I have finally decided to get off my large rear end and do as the Romans do. Sports cards and collectibles blogs from all over have recently started a Blog Bat Around. What is that you say- a Blog Bat Around? Well, it's an opportunity for us to share a little bit about ourselves and our hobby by answering one question.
It initially started several weeks back with the inaugural edition asking about our collecting focus. Go here for a recap. The second edition has just begun as Gellman at Sports Cards Uncensored gets the ball rolling by asking about a treasured experience and centerpiece to match.
What immediately came to mind is an autographed photo of a Dodger great.
I don't remember the exact year, probably the Summer of 1992 or 1993, but I do remember the event. It was a card show near LAX and it featured some of the greatest athletes in sports. I'm talking about stars like Koufax, Ali and Namath, just to name a few. Furthermore, with each paid admission you got one random autograph. On that afternoon I paid for 4 admissions at $40.00 a pop (and I would have paid for more) just so I can get the autograph of Dodgers legend Roy Campanella. My other autos that day were Koufax, Namath and Luc Robitaille.As I waited for the autograph session to begin I walked around the show looking for something to have him sign when I stumbled upon a table featuring some incredible black & white large prints. The proprietor explained that they were originally taken by his father who was a professional photographer. He claimed it was limited to a print size to 50 copies and promised to print no more. He may have been pulling my leg, but I have yet to see another.
As you can see, it captures a youthful Campanella showing an even younger child how to catch. The innocence of the moment was perfectly captured. I couldn't take my eyes off the picture. It was perfect and I had to have it.
With the photo in my arms I waited in line to meet the Hall of Fame catcher. At this time in his life Campy had great difficulty in signing. He had experienced a debilitating accident some 30 years before and was in failing health.

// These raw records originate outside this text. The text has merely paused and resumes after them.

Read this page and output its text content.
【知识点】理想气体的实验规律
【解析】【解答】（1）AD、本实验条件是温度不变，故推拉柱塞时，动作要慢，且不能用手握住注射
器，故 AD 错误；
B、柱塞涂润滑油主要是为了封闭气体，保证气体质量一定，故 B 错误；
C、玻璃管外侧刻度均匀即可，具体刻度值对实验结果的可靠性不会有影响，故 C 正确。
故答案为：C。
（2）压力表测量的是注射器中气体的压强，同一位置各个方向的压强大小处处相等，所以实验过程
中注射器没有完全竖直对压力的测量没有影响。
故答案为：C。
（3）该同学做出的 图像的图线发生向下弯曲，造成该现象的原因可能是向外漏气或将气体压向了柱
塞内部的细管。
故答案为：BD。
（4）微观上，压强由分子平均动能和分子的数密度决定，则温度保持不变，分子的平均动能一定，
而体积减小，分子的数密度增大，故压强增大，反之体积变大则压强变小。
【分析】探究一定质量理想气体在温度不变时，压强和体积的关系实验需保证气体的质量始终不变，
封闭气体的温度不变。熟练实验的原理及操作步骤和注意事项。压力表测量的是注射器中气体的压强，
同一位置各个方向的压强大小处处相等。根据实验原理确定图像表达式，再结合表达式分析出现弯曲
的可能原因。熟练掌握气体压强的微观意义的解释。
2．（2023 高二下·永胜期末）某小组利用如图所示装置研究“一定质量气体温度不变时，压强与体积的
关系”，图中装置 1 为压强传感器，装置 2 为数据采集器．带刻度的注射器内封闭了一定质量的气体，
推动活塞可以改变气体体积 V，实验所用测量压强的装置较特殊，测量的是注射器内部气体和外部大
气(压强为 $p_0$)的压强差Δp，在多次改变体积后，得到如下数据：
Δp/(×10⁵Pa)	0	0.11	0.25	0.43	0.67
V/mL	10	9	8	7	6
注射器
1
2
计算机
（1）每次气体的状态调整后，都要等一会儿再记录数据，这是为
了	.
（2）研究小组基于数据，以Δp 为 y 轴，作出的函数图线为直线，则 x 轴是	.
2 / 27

As I came up to the table Campy looked down at the photo and gave me a great big smile. I could tell he liked the photograph as much as I did. I was imagining that he recalled the event and even remembered the kids name. There was a glimmer in his eye and all I could say was "thank you." I was speechless. A man who I had read so much about and had come to respect was sitting across from me.
So now the photo rest nicely framed within my office. It is something I could never part with and is the centerpiece of my collection.